The country's largest airport has also opted to settle a case with the Tax Office by paying $69 million in tax and interest. The settlement removes a uncertainty that has been hanging over the stock.
As part of the move to demystify its structure, the airport will buy out the remaining 15.2 per cent it does not already own. This will be done via a share-swap to minorities who want to remain investors in the company, while those who want to sell out will be paid cash.
The deal, announced on Wednesday, will also result in the foreign-ownership cap on Sydney Airport rising from 40 per cent to 49 per cent.
Legg Mason research analyst Andrew Chambers said the change to the cap would make it easier for Macquarie, which has a 22 per cent stake, to exit the register in the longer term. "It allows more room for foreign investors to acquire stakes ... and increases the likelihood of the Macquarie stake to be transacted," he said.
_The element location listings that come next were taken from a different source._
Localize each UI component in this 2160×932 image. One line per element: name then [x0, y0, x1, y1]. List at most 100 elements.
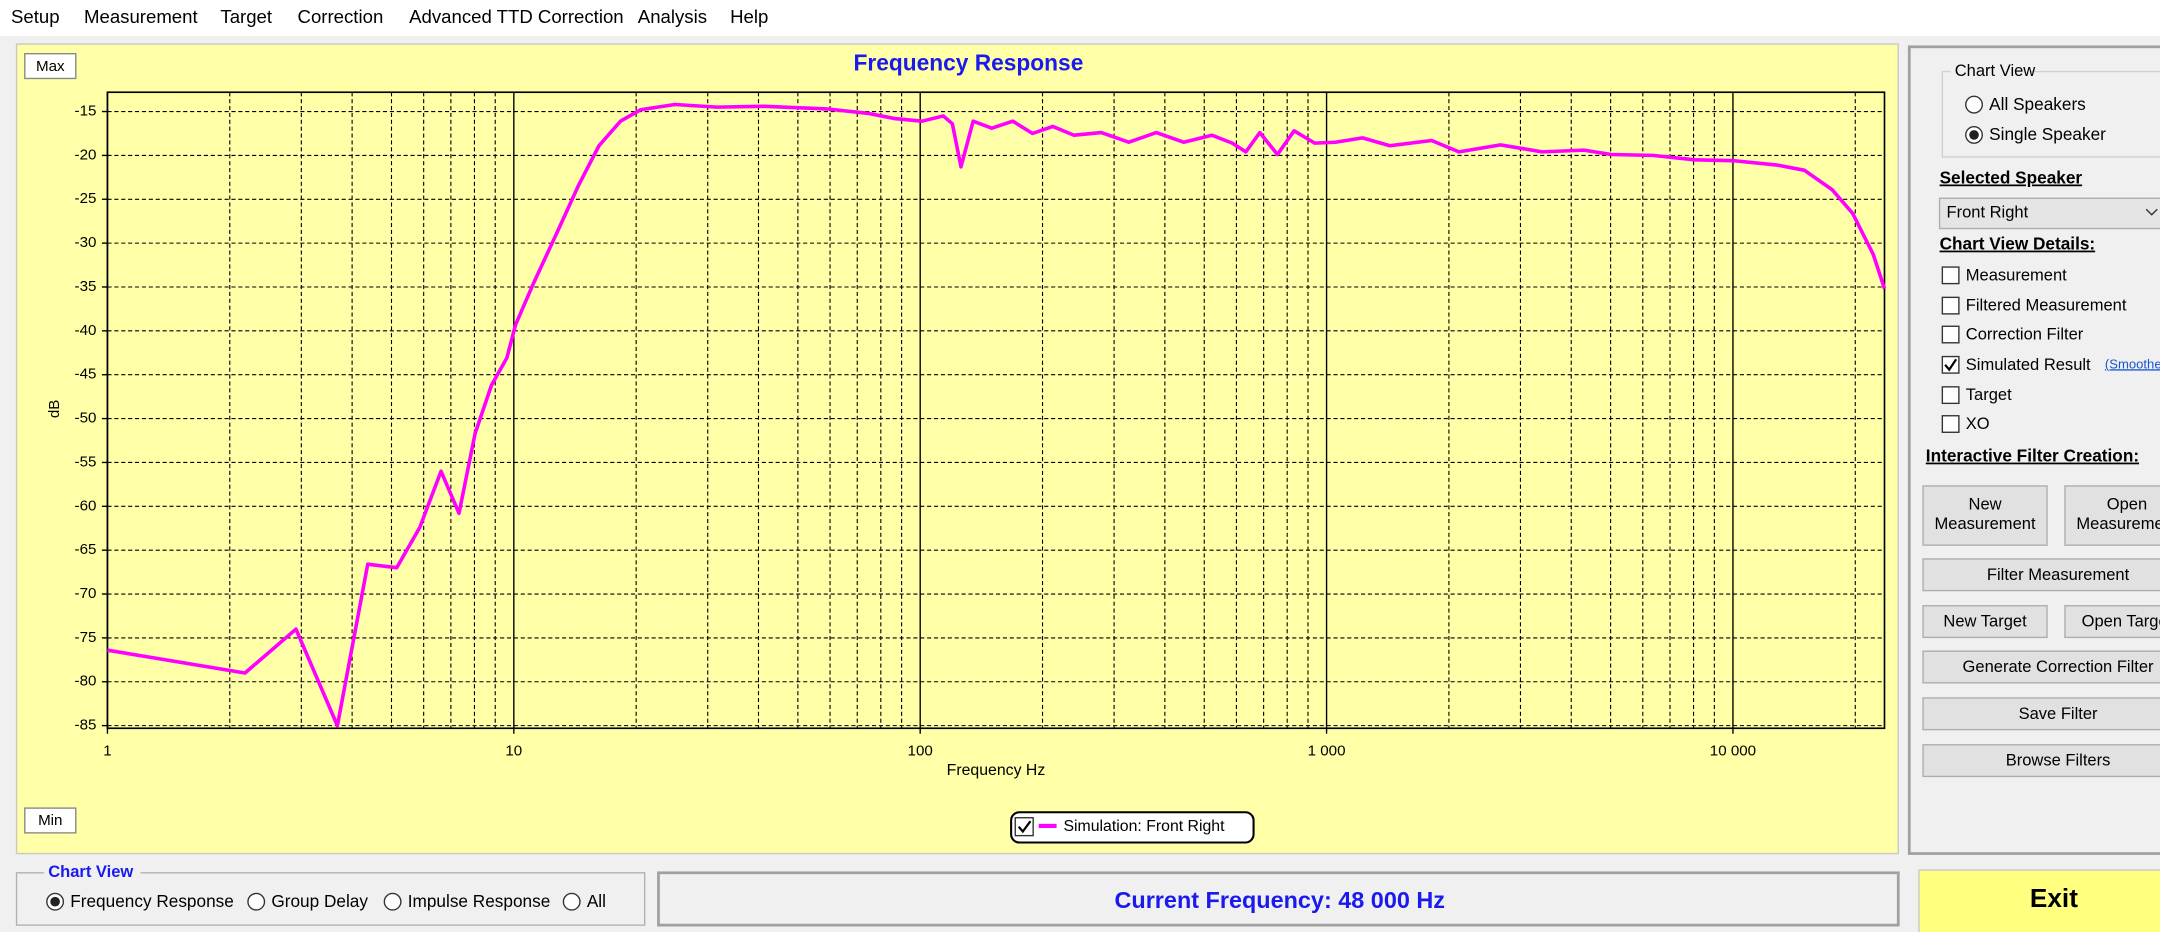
new-measurement-button[interactable] — [1922, 485, 2048, 546]
menu-item[interactable]: Help — [730, 6, 768, 27]
checkbox-label[interactable]: Measurement — [1966, 265, 2067, 284]
checkbox-label[interactable]: Target — [1966, 385, 2012, 404]
open-measurement-label[interactable]: Open — [2107, 495, 2147, 514]
speaker-dropdown[interactable] — [1938, 197, 2160, 230]
generate-filter-label[interactable]: Generate Correction Filter — [1963, 657, 2154, 676]
x-tick-label: 100 — [908, 743, 933, 760]
menu-item[interactable]: Target — [220, 6, 272, 27]
open-measurement-button[interactable] — [2064, 485, 2160, 546]
chart-type-radios: Frequency Response Group Delay Impulse Res… — [46, 891, 606, 911]
smoothed-link[interactable]: (Smoothed) — [2105, 356, 2160, 371]
radio-button[interactable] — [247, 892, 266, 911]
y-tick-label: -30 — [75, 234, 97, 251]
generate-filter-button[interactable] — [1922, 650, 2160, 684]
interactive-title: Interactive Filter Creation: — [1926, 446, 2139, 466]
radio-label[interactable]: All Speakers — [1989, 94, 2086, 114]
max-button-label[interactable]: Max — [36, 58, 65, 75]
details-title: Chart View Details: — [1940, 234, 2096, 254]
y-tick-label: -60 — [75, 497, 97, 514]
group-title-bg — [44, 864, 141, 882]
radio-label[interactable]: Frequency Response — [70, 891, 234, 911]
min-button-label[interactable]: Min — [38, 812, 62, 829]
legend-label: Simulation: Front Right — [1063, 818, 1225, 835]
chart-view-group — [1941, 70, 2160, 158]
y-tick-label: -15 — [75, 103, 97, 120]
chart-title: Frequency Response — [853, 50, 1083, 76]
min-button[interactable] — [24, 807, 77, 834]
browse-filters-label[interactable]: Browse Filters — [2006, 751, 2111, 770]
x-axis-label: Frequency Hz — [947, 762, 1046, 779]
y-tick-label: -40 — [75, 322, 97, 339]
menu-item[interactable]: Advanced TTD Correction — [409, 6, 624, 27]
filter-measurement-button[interactable] — [1922, 558, 2160, 592]
filter-measurement-label[interactable]: Filter Measurement — [1987, 565, 2130, 584]
y-tick-label: -75 — [75, 629, 97, 646]
bottom-chart-view-title: Chart View — [48, 862, 133, 881]
browse-filters-button[interactable] — [1922, 744, 2160, 778]
y-tick-label: -35 — [75, 278, 97, 295]
checkbox[interactable] — [1941, 296, 1960, 315]
bottom-chart-view-group — [15, 872, 646, 926]
checkbox-label[interactable]: Filtered Measurement — [1966, 296, 2127, 315]
open-target-label[interactable]: Open Target — [2082, 612, 2160, 631]
checkbox[interactable] — [1941, 266, 1960, 285]
x-tick-label: 10 — [505, 743, 522, 760]
speaker-dropdown-value[interactable]: Front Right — [1946, 203, 2028, 222]
radio-button[interactable] — [1965, 95, 1983, 114]
menu-item[interactable]: Setup — [11, 6, 60, 27]
radio-label[interactable]: Group Delay — [271, 891, 368, 911]
legend-check-group — [1017, 820, 1032, 834]
menu-item[interactable]: Measurement — [84, 6, 198, 27]
x-tick-label: 1 — [103, 743, 111, 760]
y-tick-label: -25 — [75, 190, 97, 207]
menu-item[interactable]: Analysis — [638, 6, 707, 27]
data-line — [107, 102, 1887, 728]
radio-button[interactable] — [562, 892, 581, 911]
checkbox[interactable] — [1941, 415, 1960, 433]
status-panel — [657, 871, 1900, 927]
checkbox-label[interactable]: XO — [1966, 414, 1990, 433]
new-measurement-label[interactable]: New — [1969, 495, 2002, 514]
legend — [1010, 811, 1255, 844]
y-tick-label: -20 — [75, 146, 97, 163]
exit-label[interactable]: Exit — [2030, 883, 2078, 913]
checkbox[interactable] — [1941, 325, 1960, 344]
y-tick-label: -45 — [75, 366, 97, 383]
save-filter-label[interactable]: Save Filter — [2019, 704, 2098, 723]
menu-item[interactable]: Correction — [298, 6, 384, 27]
open-target-button[interactable] — [2064, 605, 2160, 639]
radio-label[interactable]: Impulse Response — [408, 891, 551, 911]
legend-check-mark — [1017, 820, 1032, 834]
y-tick-label: -50 — [75, 410, 97, 427]
radio-label[interactable]: All — [587, 891, 606, 911]
exit-button[interactable] — [1918, 869, 2160, 932]
dropdown-chevron — [2145, 208, 2158, 216]
speaker-view-radios: All Speakers Single Speaker — [1965, 94, 2106, 144]
y-axis-label: dB — [46, 400, 63, 419]
new-measurement-label[interactable]: Measurement — [1935, 514, 2036, 533]
menu-bar — [0, 0, 2160, 36]
group-title-bg — [1950, 63, 2031, 80]
checkbox[interactable] — [1941, 386, 1960, 405]
legend-checkbox[interactable] — [1014, 817, 1034, 837]
max-button[interactable] — [24, 53, 77, 80]
radio-label[interactable]: Single Speaker — [1989, 124, 2106, 144]
new-target-button[interactable] — [1922, 605, 2048, 639]
details-checkboxes: Measurement Filtered Measurement Correctio… — [1941, 265, 2127, 433]
radio-dot — [1969, 130, 1979, 140]
checkbox[interactable] — [1941, 355, 1960, 374]
y-tick-label: -80 — [75, 673, 97, 690]
check-mark — [1944, 358, 1958, 372]
radio-button[interactable] — [383, 892, 402, 911]
chart-panel — [15, 43, 1899, 855]
status-text: Current Frequency: 48 000 Hz — [1114, 887, 1445, 913]
selected-speaker-title: Selected Speaker — [1940, 168, 2083, 188]
checkbox-label[interactable]: Correction Filter — [1966, 325, 2084, 344]
new-target-label[interactable]: New Target — [1943, 612, 2027, 631]
y-tick-label: -55 — [75, 453, 97, 470]
y-tick-label: -85 — [75, 717, 97, 734]
checkbox-label[interactable]: Simulated Result — [1966, 355, 2091, 374]
open-measurement-label[interactable]: Measurement — [2076, 514, 2160, 533]
save-filter-button[interactable] — [1922, 697, 2160, 731]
Sydney Airport chief executive Kerrie Mather said the deal helped to provide more certainty to investors, highlighting the rise in the foreign-ownership cap.
The minority shareholders who will remain include the Future Fund, MTAA Super and UniSuper, and Canadian pension fund PSP Investments.
A halt to trading in the airport's securities will be lifted on Thursday, after a $300 million-plus capital raising. The money raised will be used to pay cash to those minority shareholders who want to sell out.